Il n’y a aucun mystère. Le Passport & Immigration Office peut confirmer la date du départ et du retour.

Ce voyage était-il de nature professionnelle ?
Oui.

Était-ce pour prendre contact avec certaines personnes à Maurice ?
Ce n’est pas vrai. J’y suis allé pour des raisons professionnelles.

Qu’en est-il de la présence de Tisha Ramloll lors de ce voyage ?
Je m’expliquerai à ce sujet devant la commission.

Maintenez-vous qu’elle n’était pas votre Junior ?
Tout le monde sait où se trouve mon bureau. Et il n’y a aucun moment eu un junior dans ce bureau. Ce qui c’est passé c’est que j’ai comparu dans certains procès où elle m’avait accompagné. Il faut se demander jusqu’à quand elle a continué à paraître à mes côtés… Tous les dossiers sont disponibles sur le site de la cour.

Des documents font état du fait que vous auriez donné des instructions à Tisha Ramloll pour qu’elle accompagne Sada Curpen en cour ?
C’est peut-être vrai. Ki pa bon si enn avoka dir enn lot avoka all devan la cour pou geter si bann drwa pe respekte ?

Souhaitez-vous que la commission aille vite dans ses travaux ?
C’est inévitable. La commission devra me convoquer. Mais je ne peux pas les bousculer.

Il est aussi question de certains appels que vous avez effectués à 1 heure du matin…
Je répondrai à ce sujet devant la commission.

Des barons de la drogue ont-ils financé votre campagne électorale ?
Tous les financements de la campagne électorale proviennent de sources légitimes. Je fais confiance au président de la régionale de No 3. Il se peut aussi que certains well wishers décident de faire des contributions financières. Le Mouvement socialiste militant est un parti structuré. Et l’argent du parti ne provient pas des trafiquants.

Vous avez souvent défendu des trafiquants de drogue. Êtes-vous à l’aise avec vos honoraires ?
Je dois faire ressortir que j’avais refusé de défendre Gro Derek. N’importe qui est présumé innocent. Lorsqu’un avocat décide de défendre un trafiquant cela ne veut pas dire que ce n’est pas une personne correcte. Que se passera-t-il si les avocats décidaient de ne plus défendre les trafiquants ?

Avez-vous l’intention de step down de la présidence de la GRA ?
Y a-t-il une accusation formelle contre moi ? Ce qui est en train d’être dit à la commission est beau à entendre. Mais ces témoignages aideront-ils à poursuivre des personnes ?

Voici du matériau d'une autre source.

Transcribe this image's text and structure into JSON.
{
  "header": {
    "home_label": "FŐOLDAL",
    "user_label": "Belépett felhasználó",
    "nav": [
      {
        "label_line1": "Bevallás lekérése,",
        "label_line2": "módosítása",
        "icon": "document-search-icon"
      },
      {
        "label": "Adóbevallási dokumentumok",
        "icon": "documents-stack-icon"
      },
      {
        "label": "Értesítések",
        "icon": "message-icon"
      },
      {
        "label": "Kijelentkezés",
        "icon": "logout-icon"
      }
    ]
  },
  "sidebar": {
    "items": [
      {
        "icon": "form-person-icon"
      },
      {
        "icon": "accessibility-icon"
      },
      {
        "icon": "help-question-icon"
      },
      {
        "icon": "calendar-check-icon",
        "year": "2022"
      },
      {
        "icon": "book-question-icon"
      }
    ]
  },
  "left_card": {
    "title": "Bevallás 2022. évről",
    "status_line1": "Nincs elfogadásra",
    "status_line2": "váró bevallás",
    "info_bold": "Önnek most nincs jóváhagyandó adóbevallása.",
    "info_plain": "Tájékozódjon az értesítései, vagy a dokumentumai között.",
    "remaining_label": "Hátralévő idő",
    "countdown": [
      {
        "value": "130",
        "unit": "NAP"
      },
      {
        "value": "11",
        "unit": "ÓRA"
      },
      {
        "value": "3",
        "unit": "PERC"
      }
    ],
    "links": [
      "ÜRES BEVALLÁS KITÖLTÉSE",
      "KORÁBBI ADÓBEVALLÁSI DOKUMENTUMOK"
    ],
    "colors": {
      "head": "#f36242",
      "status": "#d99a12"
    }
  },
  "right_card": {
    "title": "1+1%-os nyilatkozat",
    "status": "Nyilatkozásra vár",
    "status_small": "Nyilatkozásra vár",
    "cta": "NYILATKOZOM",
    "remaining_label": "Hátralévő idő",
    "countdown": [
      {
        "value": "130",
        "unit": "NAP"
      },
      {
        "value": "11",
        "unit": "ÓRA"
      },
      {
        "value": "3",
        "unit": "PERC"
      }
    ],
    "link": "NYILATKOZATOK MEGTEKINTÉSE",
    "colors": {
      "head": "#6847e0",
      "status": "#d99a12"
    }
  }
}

Le Premier ministre a affirmé vouloir en finir avec les trafiquants de drogue. Le fait de défendre des trafiquants est-il en ligne avec la mission du gouvernement ?
Lorsque l’on défend un trafiquant c’est dans un cadre légal. Je suis d’avis qu’il faut tout faire pour éradiquer la drogue, car elle tue des innocents et est en train de mettre à mal notre jeunesse. Il faut arrêter les barons, et le Premier ministre a dit bizin kass lerin trafikan san eksepsyon.